The Scene: Outcasts of all ages came out to Summit Music Hall on Wednesday night, all with the same thought: new Misfits is better than no Misfits. The 35-year-old band might as well be called Misfit now, as only one member of the band’s original lineup remains with the group, Jerry Only. The fans, known as “fiends,” didn’t seem to care, people from ages 16-60 showed up to support the band, and baldheads (male pattern, not skinheads) were abundant.
The unspoken (usually) rule of Punk Rock is that you do not wear the shirt of the band that you are seeing. Apparently Misfits fans were not aware of the rule, or just didn’t care. Kids showed their support for the band by wearing their oldest ragged Misfits shirts, back patches, skull face masks and a few painted their faces to look like the trademarked Crimson Ghost. There were a few Mohawks, the best worn by two young girls who danced together in the front, surrounded by a crowd studded with freshly dyed jet black hair and pin-up types wearing the standard black attire.
Opener: Plan-B Rejects. Denver local band Plan-B Rejects started the show right, staying away from their Ska tracks, playing instead their hardcore tracks off of their self-titled EP, including “Wayward” and “Breaking Point.” They performed two covers, Rancid’s “Dead Bodies” and “Full Circle” by The Virus. The venue had not filled up yet, so the mosh pit in the middle of the floor was rather large. Plan-B singer, Tom Tarrant, got the crowd amped for with the anti-cop song “Stop & Frisk,” a perfect beginning to a great night of music all around.
Second Act: Straight Outta Luck. Another Denver band, Straight Outta Luck is not your typical Punk outfit. Natalie McFall (a girl), plays guitar. The drummer, Erik Landgren, also sings backup vocals–drummers rarely sing backup in Punk rock, mainly because they are too busy going ape-shit to carry a tune, but Landgren managed to do both quite well. The band played several songs off of their self-titled EP, as well as some unreleased songs, including “Usual Suspects,” “Broken System” and “Easy Target.” By that point, the floor had started to fill up, the moshpit tightened up and kids started grinning in anticipation of the main event.
Third Act: The Attack. Out of Orlando, Florida, The Attack rounded off the opening acts with an old-school Punk/Hardcore sound. Singer Charlie Bender’s voice is meant for fame–the kind of screaming voice that rock legends are made of–he’s something of a Punk Rock Steven Tyler. The Attack played a great set, the band sounded polished, and Bender successfully warmed up the crowd, a difficult task considering it was mostly made up of aloof characters that are usually disinterested in everything. Bender completed his task without too much effort, and said goodnight to Denver, giving shout outs to all of the bands, and expressing their thankfulness to be touring with the legendary Misfits.

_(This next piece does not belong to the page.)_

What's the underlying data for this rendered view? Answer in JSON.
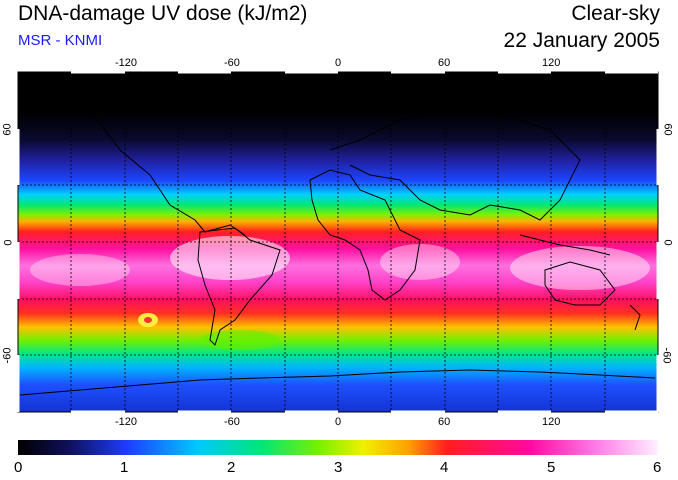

Misfits: The Misfits show was quite the performance, before and after the set they played an eerie soundtrack, at one point before the show, fans chanted “Only, Only, Only,” excited to see the last remaining member of the Misfits to perform. Instrumentally, the band was spot on. Composed of three members, Jerry Only on lead vocals and bass, Dez Cadena (formerly of Black Flag) on guitar and the newest member, Eric “Chupacabra” Arce, who has been with the band since the 2011 release of The Devil’s Rain on drums. Arce’s drum kit sat upon a riser about three feet off of the main stage. The fog machine was set to max, and Only and Cadena’s microphones were decorated with skulls and life-size skeletons. There were totem-pole style statues with skulls carved into them, and a large banner of Only’s face promoted the band’s 2013 release DEA.D. Alive.
The setlist was long and varied; they played for over an hour and a half and included songs from every album (except for the cover album Project 1950) including a great version of “Science Fiction/Double Feature, ” off their latest release, which is a live album. They played many personal favorites, including “We Are 138,” “Scream,” “I Turned Into A Martian,” “TV Casualty” and a sped up version of “Hybrid Moments.” Cadena’s voice was a saving grace, Only is older now, and his voice, which has never been high quality has deteriorated with age, so Cadena’s backup vocals were the only semblance of the Misfits trademark horror Rock sound. It was nice to see the band before they inevitably stop touring, however, it was at moments painful to hear Only’s voice attack old favorites. The show ended with a crowd favorite “Halloween,” and after the show Only climbed offstage and hugged fans and signed autographs along the front row for about ten minutes–a rarity at a Punk show, it served as a token for the fans who yelled out at the end for an encore that never came.